A Rural Life in Japan

Japan is not all Tokyo, or Osaka. It certainly has big cities, but also has a large rural area. Just like New York State is not New York City at all, Japan is a country of paddies and woods not of tall buildings and subways.

Monday, October 03, 2005

Harvest and rice straw

This is a harvesting season in Japan. Rice paddies in this area are now almost dried and harvested except for some varieties like mochi rice and okute rice. Yesterday, I went to visit a friend in a village in the mountains with my wife, and saw a farmer cutting rice straw in a dried paddy. The smell of dried straw was refreshing.
Traditionally, rice straw was stored and used for various use. Rope, sheets, baskets, sandals, boots and many other things were made of rice straw.

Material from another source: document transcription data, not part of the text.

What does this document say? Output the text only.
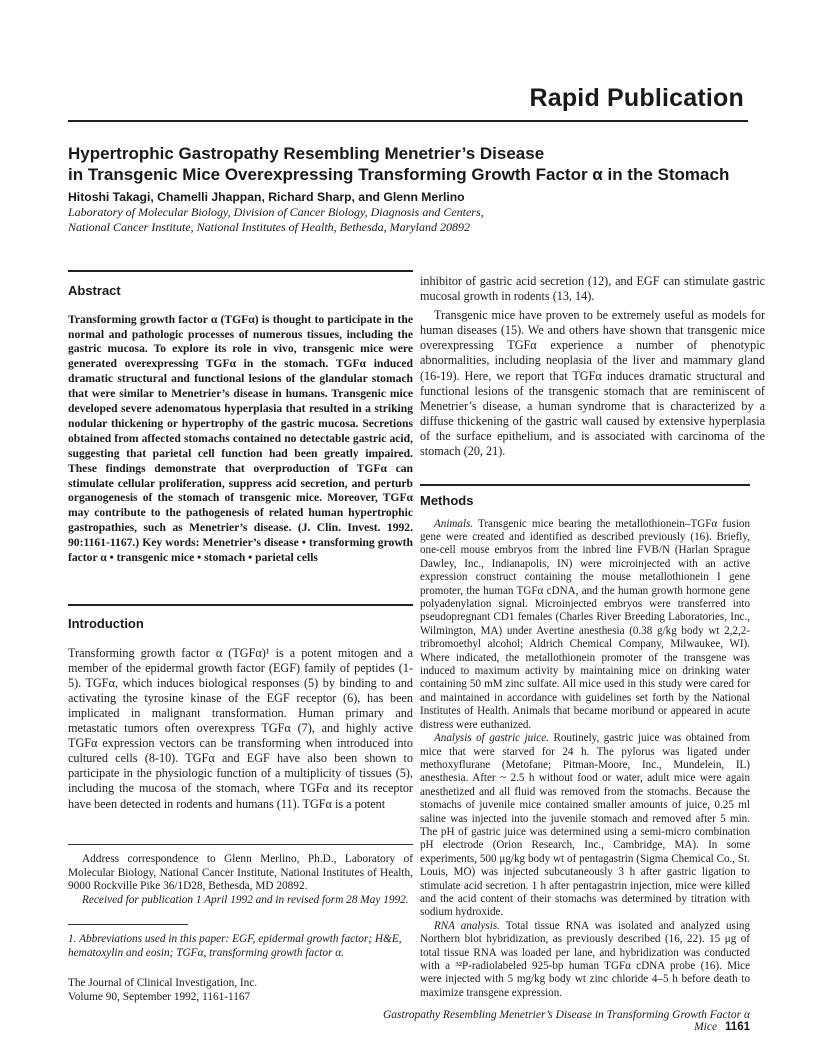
Rapid Publication
Hypertrophic Gastropathy Resembling Menetrier’s Disease
in Transgenic Mice Overexpressing Transforming Growth Factor α in the Stomach
Hitoshi Takagi, Chamelli Jhappan, Richard Sharp, and Glenn Merlino
Laboratory of Molecular Biology, Division of Cancer Biology, Diagnosis and Centers,
National Cancer Institute, National Institutes of Health, Bethesda, Maryland 20892
Abstract

Transforming growth factor α (TGFα) is thought to participate in the normal and pathologic processes of numerous tissues, including the gastric mucosa. To explore its role in vivo, transgenic mice were generated overexpressing TGFα in the stomach. TGFα induced dramatic structural and functional lesions of the glandular stomach that were similar to Menetrier’s disease in humans. Transgenic mice developed severe adenomatous hyperplasia that resulted in a striking nodular thickening or hypertrophy of the gastric mucosa. Secretions obtained from affected stomachs contained no detectable gastric acid, suggesting that parietal cell function had been greatly impaired. These findings demonstrate that overproduction of TGFα can stimulate cellular proliferation, suppress acid secretion, and perturb organogenesis of the stomach of transgenic mice. Moreover, TGFα may contribute to the pathogenesis of related human hypertrophic gastropathies, such as Menetrier’s disease. (J. Clin. Invest. 1992. 90:1161-1167.) Key words: Menetrier’s disease • transforming growth factor α • transgenic mice • stomach • parietal cells

Introduction

Transforming growth factor α (TGFα)¹ is a potent mitogen and a member of the epidermal growth factor (EGF) family of peptides (1-5). TGFα, which induces biological responses (5) by binding to and activating the tyrosine kinase of the EGF receptor (6), has been implicated in malignant transformation. Human primary and metastatic tumors often overexpress TGFα (7), and highly active TGFα expression vectors can be transforming when introduced into cultured cells (8-10). TGFα and EGF have also been shown to participate in the physiologic function of a multiplicity of tissues (5), including the mucosa of the stomach, where TGFα and its receptor have been detected in rodents and humans (11). TGFα is a potent

Address correspondence to Glenn Merlino, Ph.D., Laboratory of Molecular Biology, National Cancer Institute, National Institutes of Health, 9000 Rockville Pike 36/1D28, Bethesda, MD 20892.

Received for publication 1 April 1992 and in revised form 28 May 1992.

1. Abbreviations used in this paper: EGF, epidermal growth factor; H&E, hematoxylin and eosin; TGFα, transforming growth factor α.
The Journal of Clinical Investigation, Inc.
Volume 90, September 1992, 1161-1167

inhibitor of gastric acid secretion (12), and EGF can stimulate gastric mucosal growth in rodents (13, 14).

Transgenic mice have proven to be extremely useful as models for human diseases (15). We and others have shown that transgenic mice overexpressing TGFα experience a number of phenotypic abnormalities, including neoplasia of the liver and mammary gland (16-19). Here, we report that TGFα induces dramatic structural and functional lesions of the transgenic stomach that are reminiscent of Menetrier’s disease, a human syndrome that is characterized by a diffuse thickening of the gastric wall caused by extensive hyperplasia of the surface epithelium, and is associated with carcinoma of the stomach (20, 21).

Methods

Animals. Transgenic mice bearing the metallothionein–TGFα fusion gene were created and identified as described previously (16). Briefly, one-cell mouse embryos from the inbred line FVB/N (Harlan Sprague Dawley, Inc., Indianapolis, IN) were microinjected with an active expression construct containing the mouse metallothionein I gene promoter, the human TGFα cDNA, and the human growth hormone gene polyadenylation signal. Microinjected embryos were transferred into pseudopregnant CD1 females (Charles River Breeding Laboratories, Inc., Wilmington, MA) under Avertine anesthesia (0.38 g/kg body wt 2,2,2-tribromoethyl alcohol; Aldrich Chemical Company, Milwaukee, WI). Where indicated, the metallothionein promoter of the transgene was induced to maximum activity by maintaining mice on drinking water containing 50 mM zinc sulfate. All mice used in this study were cared for and maintained in accordance with guidelines set forth by the National Institutes of Health. Animals that became moribund or appeared in acute distress were euthanized.

Analysis of gastric juice. Routinely, gastric juice was obtained from mice that were starved for 24 h. The pylorus was ligated under methoxyflurane (Metofane; Pitman-Moore, Inc., Mundelein, IL) anesthesia. After ~ 2.5 h without food or water, adult mice were again anesthetized and all fluid was removed from the stomachs. Because the stomachs of juvenile mice contained smaller amounts of juice, 0.25 ml saline was injected into the juvenile stomach and removed after 5 min. The pH of gastric juice was determined using a semi-micro combination pH electrode (Orion Research, Inc., Cambridge, MA). In some experiments, 500 μg/kg body wt of pentagastrin (Sigma Chemical Co., St. Louis, MO) was injected subcutaneously 3 h after gastric ligation to stimulate acid secretion. 1 h after pentagastrin injection, mice were killed and the acid content of their stomachs was determined by titration with sodium hydroxide.

RNA analysis. Total tissue RNA was isolated and analyzed using Northern blot hybridization, as previously described (16, 22). 15 μg of total tissue RNA was loaded per lane, and hybridization was conducted with a ³²P-radiolabeled 925-bp human TGFα cDNA probe (16). Mice were injected with 5 mg/kg body wt zinc chloride 4–5 h before death to maximize transgene expression.

Gastropathy Resembling Menetrier’s Disease in Transforming Growth Factor α Mice 1161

To build a traditional house, rice straw was used for thatching and plastering. It was used as fodder and bed for draft cattle and caws. Rice straw is used for mulching and composting. In some area where timbers are scarce, they used it as fuel. Rices straw was essential to make a living in rural area in Japan.
Time has been changed and now there are much less demand for rice straw. Rope made of rice straw is still used, and you can find sandals and ornaments made of it in the souvenir shop. Shrine needs it for their ceremony and there are still demands for traditional Japanese house construction. But cows and cattle are long gone from ordinary farm and every house has its electricity and supply of gas. No one needs as much rice straw as they produce every year, and excess straw are cut down into small and scattered in the paddies to be decomposed in the winter.
Still, you need rice straw to maintain a vegetable garden. It can help seedling taking root in the spring, and help vines to clime for peas and beans. You don't get good vegetables if you don't get enough rice straw. If you want to grow vegetable in Japanese rural area, you need to grow rice in paddy along with vegetables. In this sense, a farmer in Japan is essentially a rice grower.
I have a small vegetable garden, but I don't have a rice paddy. In this sense, I am a pseudo farmer.